Evin devasa giriş salonunda Sezar büstü ve başka bir yığın Roma heykeli var. Meğerse ABD, kendini çağdaş Roma imparatorluğu sanırmış, o bölümün de anlamı buymuş.

Evde ayrı bir kahvaltı salonu ile bir de yemek odası var. Oda demek doğru olmadı, yemek salonunda onlarca kişinin ağırlanabileceği uzun bir masa var. Erkek erkeğe yapılan özel toplantılar bu yemek masasında yapılır, siyaset ve ticaret erbabı o masada yerken memleket işlerini konuşurmuş. Ticaretle siyasetin aynı şey olduğunu insanın gözüne sokan bir ortam.

Evin en önemli anısını George Washington için verilen yaş günü partisi oluşturuyor. Balo salonunda yapılan bu parti, günlerce gazetelere malzeme olmuş. Evet, evin bir balo salonu da var. Evet, 60 yaşına basan ABD başkanına yaş günü partisini Flagler yapmış. Evet, para iktidar ilişkisi ABD’de açık seçik, olağan ve sıradan.


Hanımefendinin müzik odası. Tam arka ortada org.
Hastalığı, oralara taşınmasına vesile olan karısı öldükten bir hafta sonra Flagler karısının bakıcısı ile evlenmiş. İkinci karısının bir müzik odası var. Kadın kadına yapılan görüşmeler bu İtalyan usulü barok odada gerçekleşirmiş. Kiliselerin demirbaşı olan orgu ilk kez bir evde gördüm.
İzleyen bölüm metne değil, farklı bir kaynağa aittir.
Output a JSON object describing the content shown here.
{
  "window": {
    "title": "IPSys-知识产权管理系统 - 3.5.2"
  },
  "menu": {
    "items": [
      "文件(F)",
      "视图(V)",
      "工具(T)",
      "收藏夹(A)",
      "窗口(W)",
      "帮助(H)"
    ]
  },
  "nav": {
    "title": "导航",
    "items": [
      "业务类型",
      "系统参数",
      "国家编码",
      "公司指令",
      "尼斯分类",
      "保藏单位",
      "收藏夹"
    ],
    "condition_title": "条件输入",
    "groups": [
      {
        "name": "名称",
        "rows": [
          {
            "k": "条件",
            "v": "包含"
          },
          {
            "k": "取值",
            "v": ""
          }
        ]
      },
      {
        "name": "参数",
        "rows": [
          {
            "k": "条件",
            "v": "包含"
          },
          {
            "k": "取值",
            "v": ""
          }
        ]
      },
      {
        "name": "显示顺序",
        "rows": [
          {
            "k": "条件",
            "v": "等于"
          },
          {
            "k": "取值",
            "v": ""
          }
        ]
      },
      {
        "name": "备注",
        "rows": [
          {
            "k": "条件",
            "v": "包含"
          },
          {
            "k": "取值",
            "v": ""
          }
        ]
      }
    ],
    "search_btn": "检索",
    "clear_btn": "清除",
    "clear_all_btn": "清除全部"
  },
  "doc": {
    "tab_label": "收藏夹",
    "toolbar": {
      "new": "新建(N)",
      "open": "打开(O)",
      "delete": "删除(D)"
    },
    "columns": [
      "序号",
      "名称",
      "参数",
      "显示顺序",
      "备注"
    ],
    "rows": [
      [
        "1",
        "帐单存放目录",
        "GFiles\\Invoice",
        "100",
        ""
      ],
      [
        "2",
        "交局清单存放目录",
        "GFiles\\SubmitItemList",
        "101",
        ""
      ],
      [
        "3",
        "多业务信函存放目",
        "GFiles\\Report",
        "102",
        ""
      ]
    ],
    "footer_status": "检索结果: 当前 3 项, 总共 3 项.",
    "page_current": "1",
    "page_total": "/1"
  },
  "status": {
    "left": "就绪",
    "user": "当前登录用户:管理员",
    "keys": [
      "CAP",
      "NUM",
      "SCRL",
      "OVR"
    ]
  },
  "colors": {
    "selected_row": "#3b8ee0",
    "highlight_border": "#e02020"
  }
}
Bu orgu çalsın diye de evde devamlı bir orgcu varmış. Sosyetenin evinde ressam piyanist gibi sanatçıları barındırdıklarını bilirdim ama orgcuyu ilk kez duydum. Müzik salonunun baş kösesindeki bu org en meşhur kiliselerin orglarından bile gösterişli. Aynı salonda iki de piyano varken bu orgun anlamını çözemedim ama o odada düğünler de yapıldığını öğrendim. Hanımların müzikli eğlenceleri de, dini müzik ziyafetleri de bende gevşek çağrışımlara neden oldu.
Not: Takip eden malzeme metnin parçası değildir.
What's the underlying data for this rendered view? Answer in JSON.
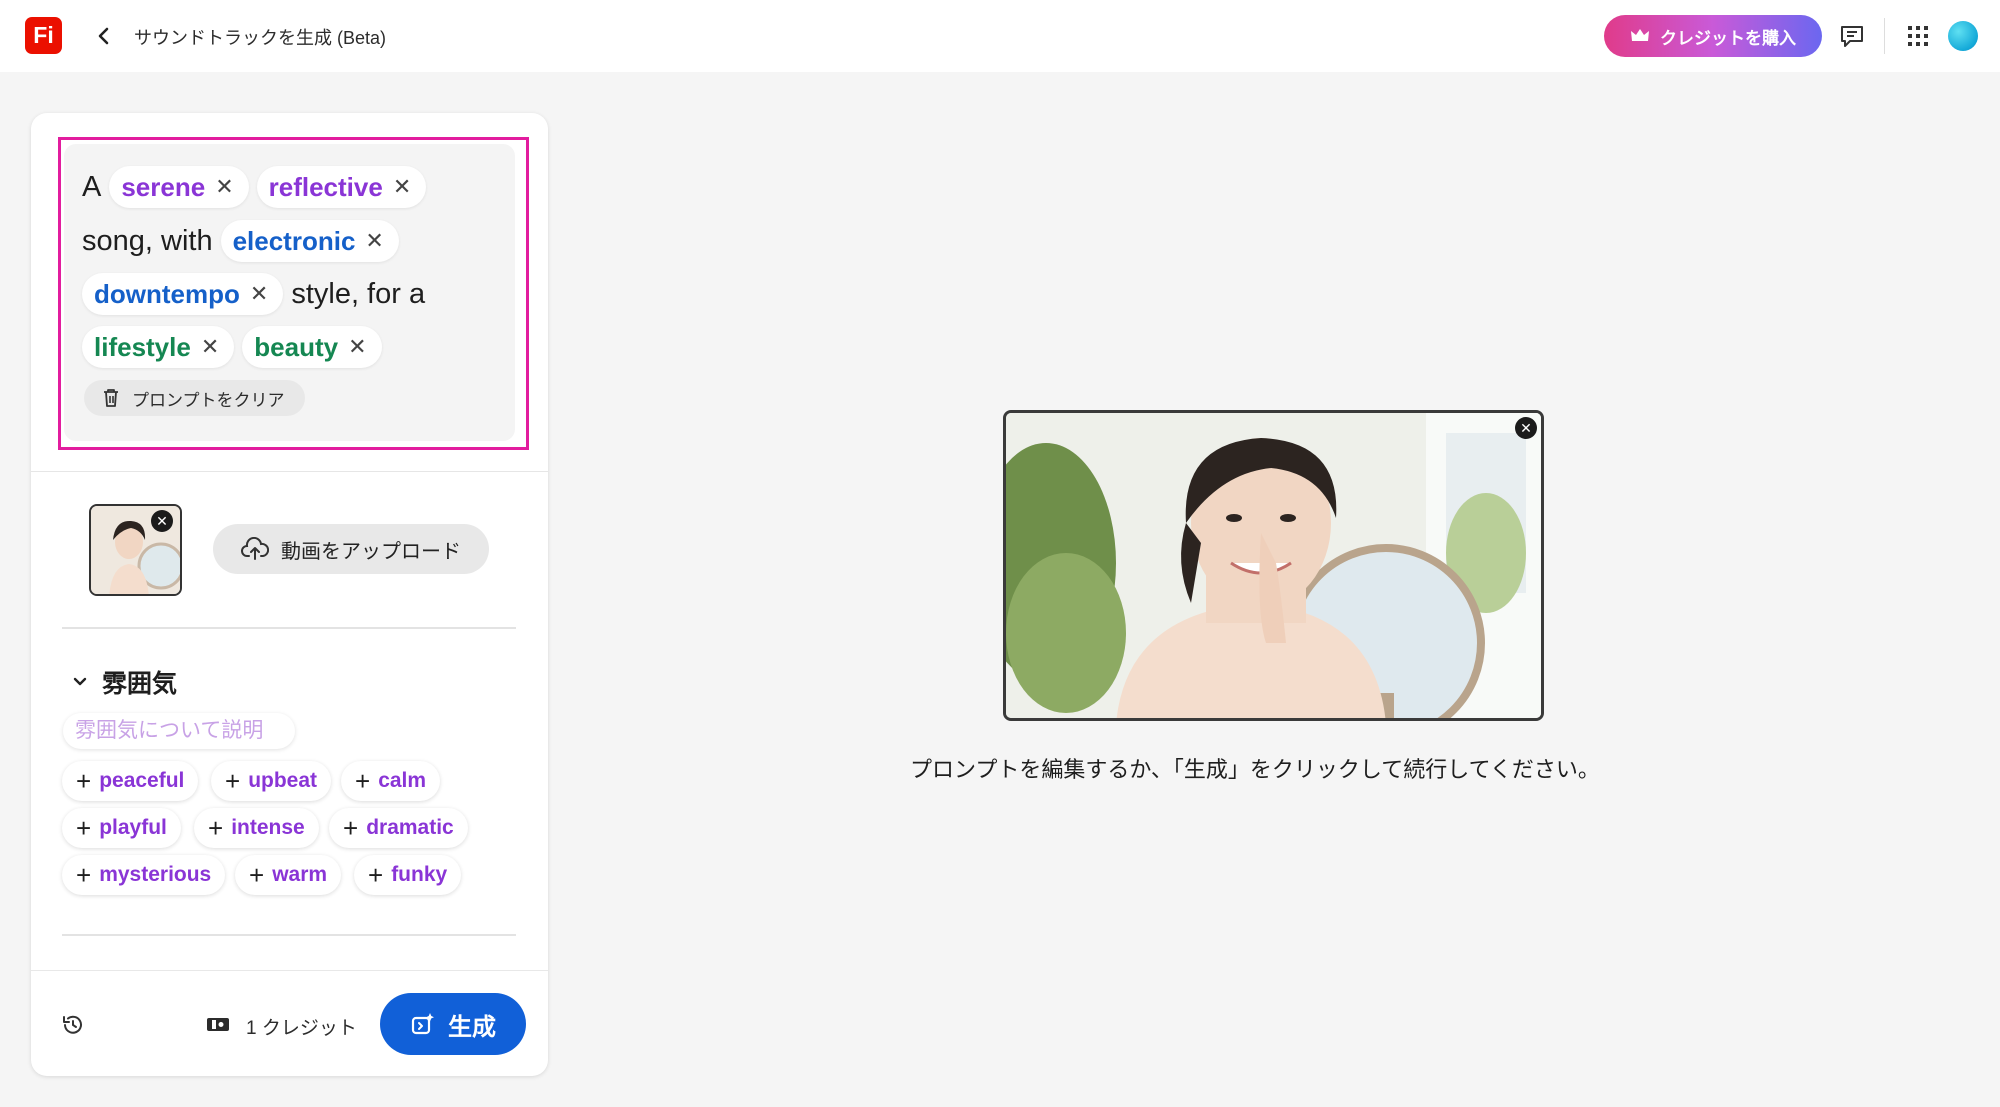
{
  "header": {
    "app_logo_text": "Fi",
    "title": "サウンドトラックを生成 (Beta)",
    "buy_credits_label": "クレジットを購入",
    "icons": [
      "chevron-left-icon",
      "crown-icon",
      "feedback-icon",
      "apps-grid-icon",
      "avatar"
    ]
  },
  "prompt": {
    "words": [
      "A",
      "song, with",
      "style, for a"
    ],
    "chips": [
      {
        "label": "serene",
        "color": "#8a35d6"
      },
      {
        "label": "reflective",
        "color": "#8a35d6"
      },
      {
        "label": "electronic",
        "color": "#1560c9"
      },
      {
        "label": "downtempo",
        "color": "#1560c9"
      },
      {
        "label": "lifestyle",
        "color": "#158752"
      },
      {
        "label": "beauty",
        "color": "#158752"
      }
    ],
    "clear_label": "プロンプトをクリア",
    "highlight_color": "#e21c9e"
  },
  "upload": {
    "button_label": "動画をアップロード"
  },
  "mood": {
    "title": "雰囲気",
    "placeholder": "雰囲気について説明",
    "tags": [
      "peaceful",
      "upbeat",
      "calm",
      "playful",
      "intense",
      "dramatic",
      "mysterious",
      "warm",
      "funky"
    ]
  },
  "footer": {
    "credit_label": "1 クレジット",
    "generate_label": "生成",
    "accent_color": "#1160d8"
  },
  "preview": {
    "instruction": "プロンプトを編集するか、「生成」をクリックして続行してください。"
  }
}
Evde daha daha nelerin var olduğunu anlatmayayım, isteyen internetten de girip evi gezebilir. Ancak bir ayrıntıyı söylesem olmaz. Bahçede Fransız sanatının en gösterişli dönemlerinin (Beaux-arts) ürünü olan tarzda, ferforjeden inşa edilmiş camlı bir başka bina daha var. Şimdilerde, bu binada bir “cafe” de var. Cafe sürekli açık değil. Yılbaşı öncesindeki özel günlerde, Florida sosyetesine, özel fiyatlı biletlerle, özel menülü öğle yemeği servisi yapılıyormuş bu cafede . İşte bu cafeli ferforje binada beyefendinin özel treni bulunuyor.


Beyefendinin özel treninin çalışma odası
Özel tren diyorum efenim. Kendisinin seyahatlerde rahat etmesi için tasarlanmış bu trende, yatak odası, salon, mutfak, duş başlıklı banyo ve de hizmetinde çalışanlar için ayrı bir yataklı kompartman var. Veee bu trende elektrik ve su tesisatı da var. Bizim ilk kıytırık elektrik santralimizin hangi tarihte kurulduğunu anımsasak mı dersiniz?
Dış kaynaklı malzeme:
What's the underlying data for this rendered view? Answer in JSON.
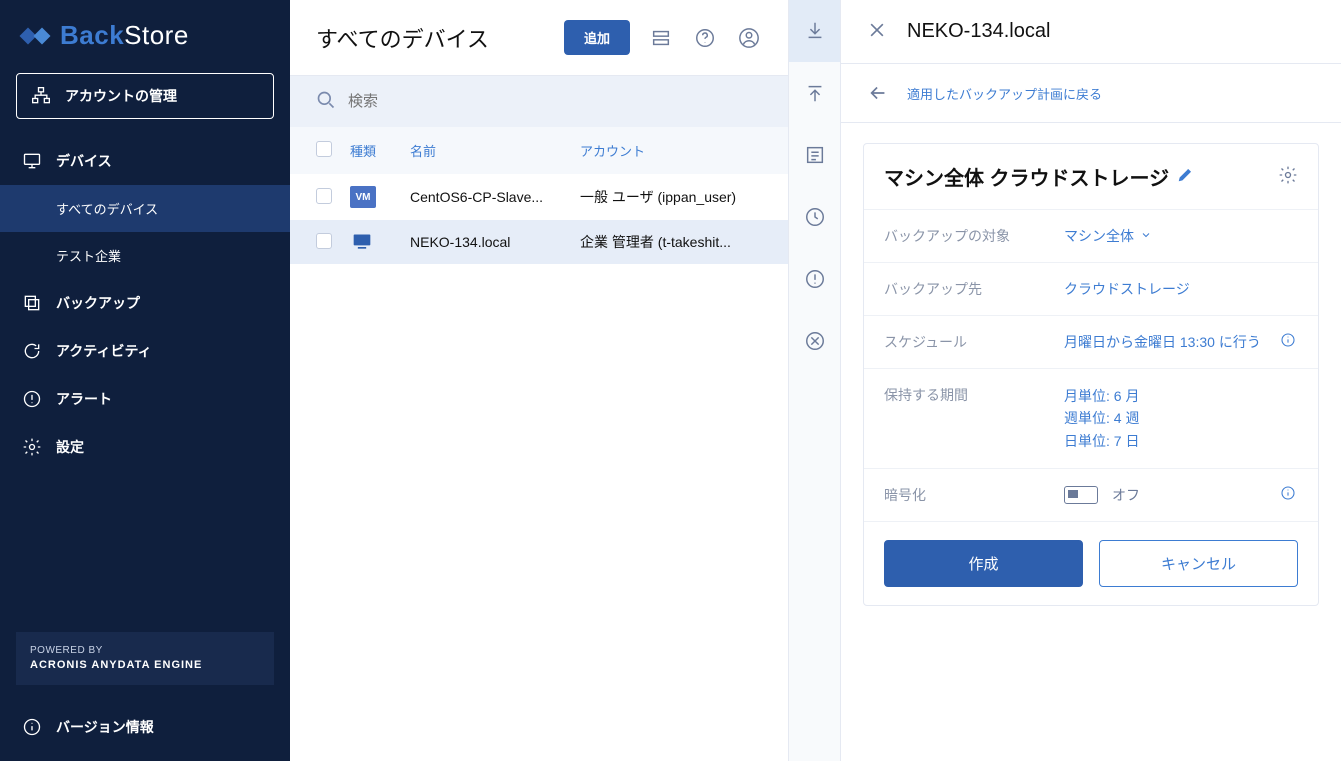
{
  "brand": {
    "part1": "Back",
    "part2": "Store"
  },
  "sidebar": {
    "account": "アカウントの管理",
    "devices": "デバイス",
    "all_devices": "すべてのデバイス",
    "test_company": "テスト企業",
    "backup": "バックアップ",
    "activity": "アクティビティ",
    "alert": "アラート",
    "settings": "設定",
    "powered_label": "POWERED BY",
    "powered_name": "ACRONIS ANYDATA ENGINE",
    "version": "バージョン情報"
  },
  "main": {
    "title": "すべてのデバイス",
    "add": "追加",
    "search_placeholder": "検索",
    "cols": {
      "type": "種類",
      "name": "名前",
      "account": "アカウント"
    },
    "rows": [
      {
        "kind": "vm",
        "kind_label": "VM",
        "name": "CentOS6-CP-Slave...",
        "account": "一般 ユーザ (ippan_user)",
        "selected": false
      },
      {
        "kind": "pc",
        "kind_label": "",
        "name": "NEKO-134.local",
        "account": "企業 管理者 (t-takeshit...",
        "selected": true
      }
    ]
  },
  "panel": {
    "title": "NEKO-134.local",
    "back": "適用したバックアップ計画に戻る",
    "card_title": "マシン全体 クラウドストレージ",
    "props": {
      "target_k": "バックアップの対象",
      "target_v": "マシン全体",
      "dest_k": "バックアップ先",
      "dest_v": "クラウドストレージ",
      "sched_k": "スケジュール",
      "sched_v": "月曜日から金曜日 13:30 に行う",
      "retain_k": "保持する期間",
      "retain_v1": "月単位: 6 月",
      "retain_v2": "週単位: 4 週",
      "retain_v3": "日単位: 7 日",
      "enc_k": "暗号化",
      "enc_v": "オフ"
    },
    "create": "作成",
    "cancel": "キャンセル"
  }
}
Sonuç olarak ben Flagler’in evini gezerek yeni pek çok şey öğrendim. Eskiden bildiklerimin nedenleri de kafamda yerli yerine oturdu. Tersini bilirdim de ABD’nin eskiden beri Avrupa/imparatorluk özentisi içinde olduğunu yeni öğrendim. Yaldızlı çağı yeni öğrendim. Beyin göçü ile teknoloji, kalifiye insan göçü ile sanayideki kalkınmasını göçmen insanların sırtından sağlarken, çalışanlara ödetilen bedelleri hadi bilirdim sayalım. Kapitalizm için petrolün vazgeçilmezliğini biliyordum ama emperyalizm için tren taşımacılığının da çok önemli olduğunu yeni öğrendim. Haiti ve Jamaika başta olmak üzere bütün civar adalardaki, Meksika başta olmak üzere orta ve güney Amerika’daki giderek artan yoksulluğun altında yatan yürütmeciliğin, taşımacılıktan destek aldığını da yeni kavradım.

Hep söylerim; benim kafam soyuta pek ermez, meseleleri ancak böyle somut somut görünce kavrayabiliyorum.

Zaten ABD’e gelince anladım; burası sadece başka bir kıta değil, başka bir dünya.